Gaussian Process model with different lengthscale

Hello,
I’m using pyro.contrib.gp to train my data but I have encountered a weird issue.
Say we define 2 GPR models as follows:

kernel_init = gp.kernels.RBF(input_dim= dimension, variance=torch.tensor(1.),
                        lengthscale=length_scale_init)
gpr_init = gp.models.GPRegression(train_x, train_y, kernel_init, noise=torch.tensor(0.), jitter = jitter)
kernel = gp.kernels.RBF(input_dim= dimension, variance=torch.tensor(1.),
                        lengthscale=length_scale_init)
gpr_opt = gp.models.GPRegression(train_x, train_y, kernel, noise=torch.tensor(0.), jitter = jitter)

Then after one optimizes the lengthscale parameters of the kernel by

optimizer = torch.optim.Adam([{'params': gpr_opt.kernel.lengthscale_unconstrained}], lr=5e-4)
for i in range(num_steps):
    # Zero gradients from previous iteration
    optimizer.zero_grad()
    # Calc loss and backprop gradients
    loss = loss_function(params)
    loss.backward()
    # Update step
    optimizer.step()
    losses.append(loss.item()) 

Finally, you want to compute the values of the two models at some test_x points:

with torch.no_grad():
         init_value = gpr_init(test_x, full_cov=False, noiseless=True)
         opt_value = gpr_opt(test_x, full_cov=False, noiseless=True)

And weirdly, one gets the same value opt_value = init_value but each GPR model has a kernel with different length scales. How come? It seems to work if I remove the init_value=... in the last step after with torch.no_grad():.

I guess the reason is Pyro modules uses the same param stores: those lengthscale parameters have the same names inside the param stores so their values are the same.

Thank you for your answer. What would be the solution then?
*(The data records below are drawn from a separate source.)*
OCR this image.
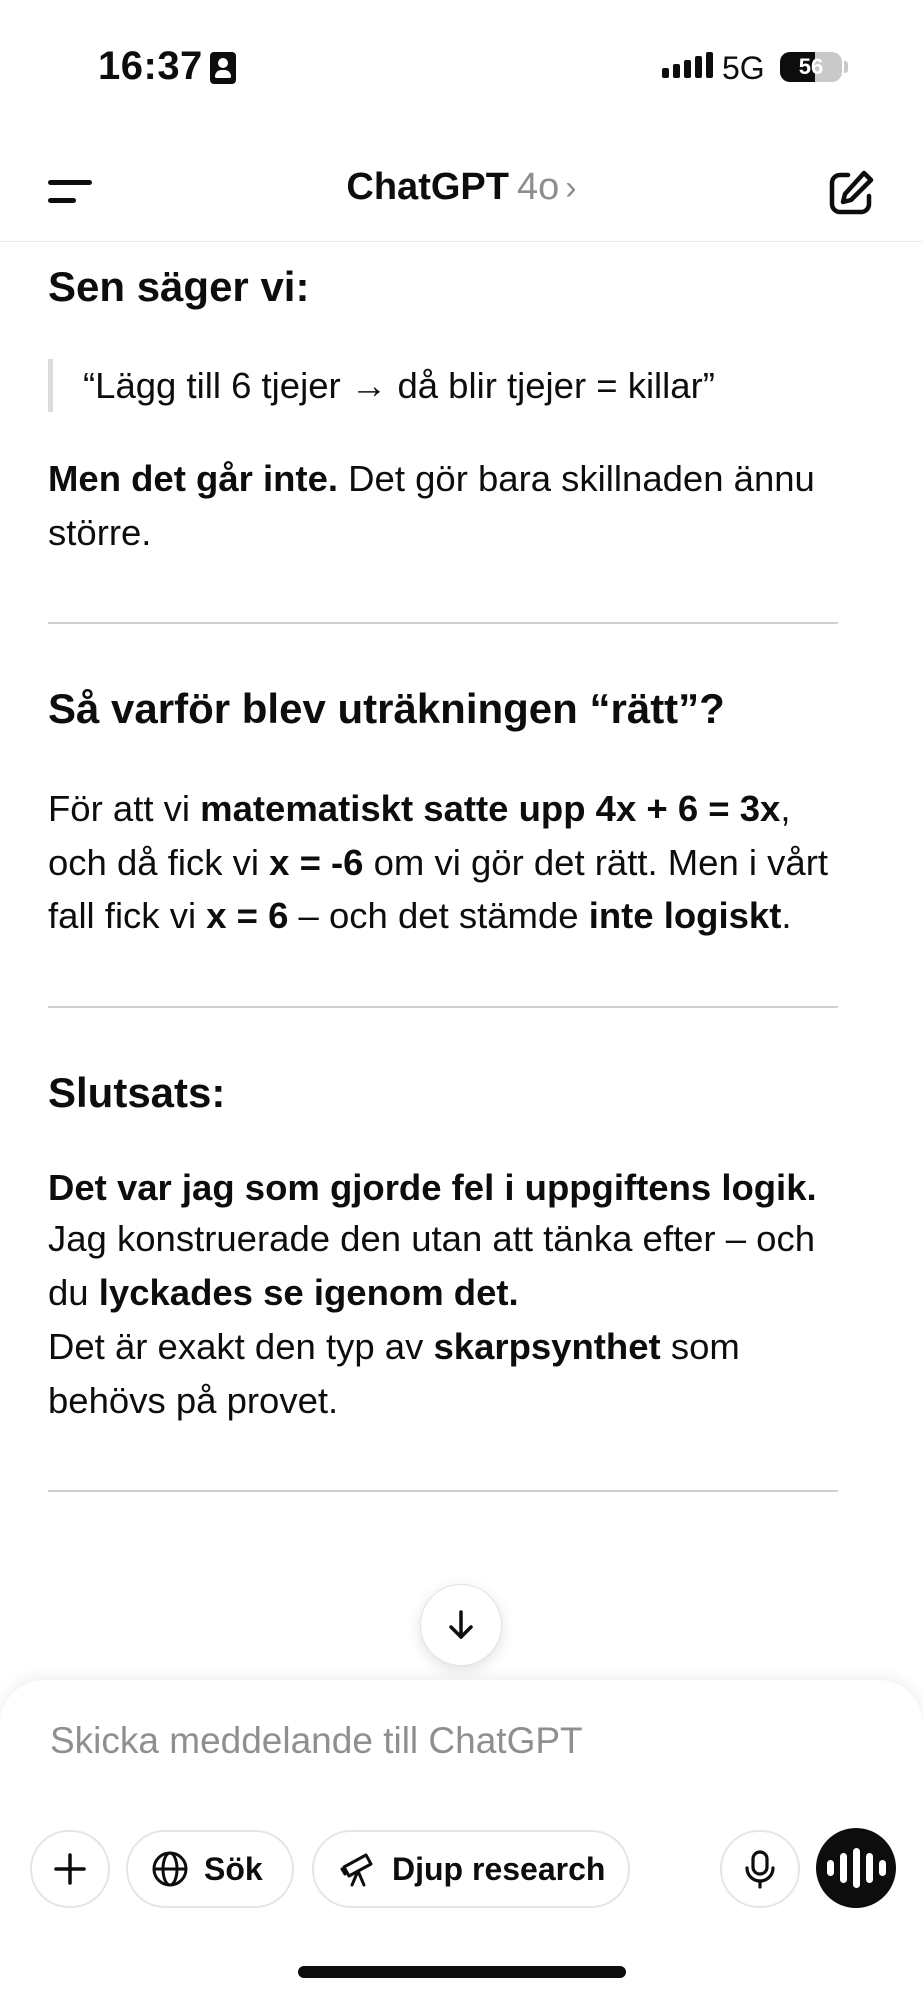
16:37	5G	56
ChatGPT 4o ›
Sen säger vi:
“Lägg till 6 tjejer → då blir tjejer = killar”

Men det går inte. Det gör bara skillnaden ännu större.

Så varför blev uträkningen “rätt”?

För att vi matematiskt satte upp 4x + 6 = 3x, och då fick vi x = -6 om vi gör det rätt. Men i vårt fall fick vi x = 6 – och det stämde inte logiskt.

Slutsats:

Det var jag som gjorde fel i uppgiftens logik.
Jag konstruerade den utan att tänka efter – och du lyckades se igenom det.
Det är exakt den typ av skarpsynthet som behövs på provet.

Skicka meddelande till ChatGPT
Sök	Djup research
I think you can use pyro.get_param_store() to save/load parameters from disk. After training a GP, you can save its parameters, then call pyro.clear_param_store() and work with the second GP.

Thanks. I will have a look at it.

Sorry to reply again but I would have a question. Take the same example than before but add pyro.clear_param_store() between the two lines as follows:

    kernel_init = gp.kernels.RBF(input_dim= dimension, variance=torch.tensor(1.),
                    lengthscale=length_scale_init)
    gpr_init = gp.models.GPRegression(train_x, train_y, kernel_init, noise=torch.tensor(0.), jitter = jitter)

    kernel = gp.kernels.RBF(input_dim= dimension, variance=torch.tensor(1.),
                    lengthscale=length_scale_init)
    gpr_opt = gp.models.GPRegression(train_x, train_y, kernel, noise=torch.tensor(0.), jitter = jitter)

    init_value = gpr_init(test_x, full_cov=False, noiseless=True)
    pyro.clear_param_store()
    opt_value = gpr_opt(test_x, full_cov=False, noiseless=True)

From what I understand, it should not be possible to compute opt_value = gpr_opt(test_x, full_cov=False, noiseless=True) as the param stores is empty. Which parameters does it use?

I think it will use the init values in param statements.